2:12 子どもたちよ。私があなたがたに書き送るのは、主の御名によって、あなたがたの罪が赦されたからです。

 2:13 父たちよ。私があなたがたに書き送るのは、あなたがたが、初めからおられる方を、知ったからです。若い者たちよ。私があなたがたに書き送るのは、あなたがたが悪い者に打ち勝ったからです。

 2:14 小さい者たちよ。私があなたがたに書いて来たのは、あなたがたが御父を知ったからです。父たちよ。私があなたがたに書いて来たのは、あなたがたが、初めからおられる方を、知ったからです。若い者たちよ。私があなたがたに書いて来たのは、あなたがたが強い者であり、神のみことばが、あなたがたのうちにとどまり、そして、あなたがたが悪い者に打ち勝ったからです。

 

 2:15 世をも、世にあるものをも、愛してはなりません。
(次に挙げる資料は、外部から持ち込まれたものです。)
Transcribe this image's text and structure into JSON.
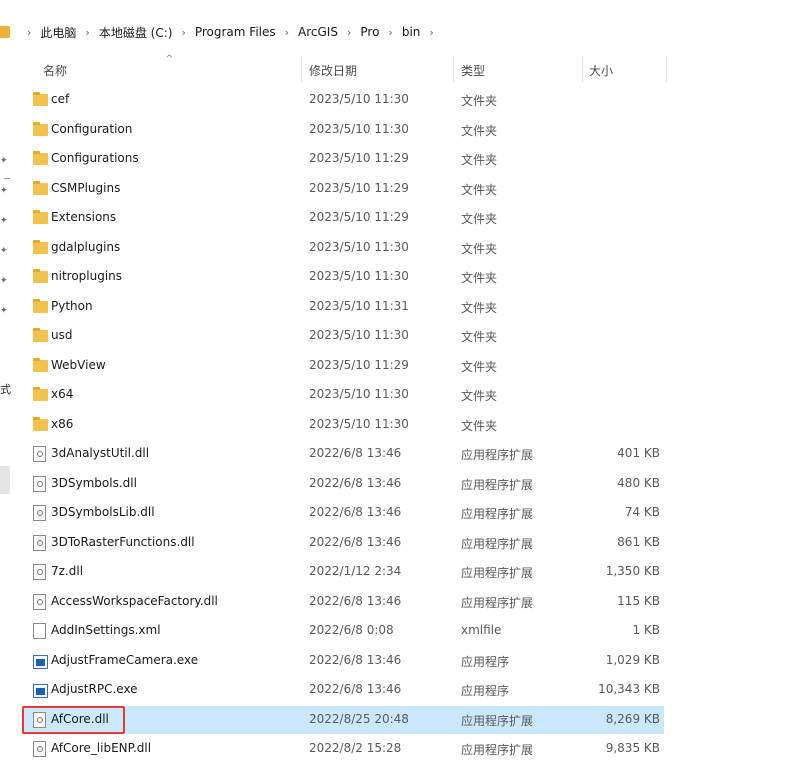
{
  "breadcrumb": [
    "此电脑",
    "本地磁盘 (C:)",
    "Program Files",
    "ArcGIS",
    "Pro",
    "bin"
  ],
  "columns": {
    "name": "名称",
    "date": "修改日期",
    "type": "类型",
    "size": "大小"
  },
  "left_pane_text": "式",
  "files": [
    {
      "name": "cef",
      "date": "2023/5/10 11:30",
      "type": "文件夹",
      "size": "",
      "icon": "folder-icon"
    },
    {
      "name": "Configuration",
      "date": "2023/5/10 11:30",
      "type": "文件夹",
      "size": "",
      "icon": "folder-icon"
    },
    {
      "name": "Configurations",
      "date": "2023/5/10 11:29",
      "type": "文件夹",
      "size": "",
      "icon": "folder-icon"
    },
    {
      "name": "CSMPlugins",
      "date": "2023/5/10 11:29",
      "type": "文件夹",
      "size": "",
      "icon": "folder-icon"
    },
    {
      "name": "Extensions",
      "date": "2023/5/10 11:29",
      "type": "文件夹",
      "size": "",
      "icon": "folder-icon"
    },
    {
      "name": "gdalplugins",
      "date": "2023/5/10 11:30",
      "type": "文件夹",
      "size": "",
      "icon": "folder-icon"
    },
    {
      "name": "nitroplugins",
      "date": "2023/5/10 11:30",
      "type": "文件夹",
      "size": "",
      "icon": "folder-icon"
    },
    {
      "name": "Python",
      "date": "2023/5/10 11:31",
      "type": "文件夹",
      "size": "",
      "icon": "folder-icon"
    },
    {
      "name": "usd",
      "date": "2023/5/10 11:30",
      "type": "文件夹",
      "size": "",
      "icon": "folder-icon"
    },
    {
      "name": "WebView",
      "date": "2023/5/10 11:29",
      "type": "文件夹",
      "size": "",
      "icon": "folder-icon"
    },
    {
      "name": "x64",
      "date": "2023/5/10 11:30",
      "type": "文件夹",
      "size": "",
      "icon": "folder-icon"
    },
    {
      "name": "x86",
      "date": "2023/5/10 11:30",
      "type": "文件夹",
      "size": "",
      "icon": "folder-icon"
    },
    {
      "name": "3dAnalystUtil.dll",
      "date": "2022/6/8 13:46",
      "type": "应用程序扩展",
      "size": "401 KB",
      "icon": "dll-icon"
    },
    {
      "name": "3DSymbols.dll",
      "date": "2022/6/8 13:46",
      "type": "应用程序扩展",
      "size": "480 KB",
      "icon": "dll-icon"
    },
    {
      "name": "3DSymbolsLib.dll",
      "date": "2022/6/8 13:46",
      "type": "应用程序扩展",
      "size": "74 KB",
      "icon": "dll-icon"
    },
    {
      "name": "3DToRasterFunctions.dll",
      "date": "2022/6/8 13:46",
      "type": "应用程序扩展",
      "size": "861 KB",
      "icon": "dll-icon"
    },
    {
      "name": "7z.dll",
      "date": "2022/1/12 2:34",
      "type": "应用程序扩展",
      "size": "1,350 KB",
      "icon": "dll-icon"
    },
    {
      "name": "AccessWorkspaceFactory.dll",
      "date": "2022/6/8 13:46",
      "type": "应用程序扩展",
      "size": "115 KB",
      "icon": "dll-icon"
    },
    {
      "name": "AddInSettings.xml",
      "date": "2022/6/8 0:08",
      "type": "xmlfile",
      "size": "1 KB",
      "icon": "xml-icon"
    },
    {
      "name": "AdjustFrameCamera.exe",
      "date": "2022/6/8 13:46",
      "type": "应用程序",
      "size": "1,029 KB",
      "icon": "exe-icon"
    },
    {
      "name": "AdjustRPC.exe",
      "date": "2022/6/8 13:46",
      "type": "应用程序",
      "size": "10,343 KB",
      "icon": "exe-icon"
    },
    {
      "name": "AfCore.dll",
      "date": "2022/8/25 20:48",
      "type": "应用程序扩展",
      "size": "8,269 KB",
      "icon": "dll-icon",
      "selected": true
    },
    {
      "name": "AfCore_libENP.dll",
      "date": "2022/8/2 15:28",
      "type": "应用程序扩展",
      "size": "9,835 KB",
      "icon": "dll-icon"
    }
  ],
  "colors": {
    "selection": "#cce8ff",
    "highlight_border": "#e53935",
    "folder": "#f0c350"
  }
}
もしだれでも世を愛しているなら、その人のうちに御父を愛する愛はありません。

 2:16 すべての世にあるもの、すなわち、肉の欲、目の欲、暮らし向きの自慢などは、御父から出たものではなく、この世から出たものだからです。

 2:17 世と世の欲は滅び去ります。しかし、神のみこころを行う者は、いつまでもながらえます。

 

 

1.敵は悪魔

 

 12-14節からわかることは、使徒ヨハネが想定している手紙の受取人がすでにイエス様を信じ、御父を知り、罪をゆるされて救われた人々であるということです。クリスチャンとなったあなたがたに、私は手紙を書いていますというのです。つまりクリスチャンとしての心得をここに記されているのです。

 

 13節と14節に「あなたがたは悪い者に打ち勝った」と繰り返されます。「悪い者τ?ν πονηρ?ν」(単数)とは悪魔のことです。悪魔というものが実在することは聖書の明白な主張です。悪魔について話をするとき、私はいつも申し上げるC.S.ルイスのことばがあります。「「悪魔は二種類の人々を歓迎する。ひとつは、悪魔に不必要なまでに深い関心を持つ人々である。もうひとつは、悪魔などいないという人々である。悪魔は、魔法使いと無神論者を大歓迎するのだ。」ですから、私たちは聖書が教えるところまで悪魔についての知識を得るべきですが、それ以上に悪魔に変に興味をもつべきではありません。日本で言うと、私くらいの世代までは啓蒙主義・唯物主義の影響の強い世代であると思います。こういう世代は無神論者として悪魔に歓迎されているのです。しかし、かつて新人類と呼ばれた私から少し下の世代から以降は、むしろ占いとかオカルトなどに心開く世代となっています。この世代も悪魔の大好物なのです。唯物主義にも、魔術的なものも、悪魔の罠です。では、私たちは悪魔に対する態度として、どうすればよいのでしょうか。聖書の教えるところまで行き、聖書が止まるところで止まることです。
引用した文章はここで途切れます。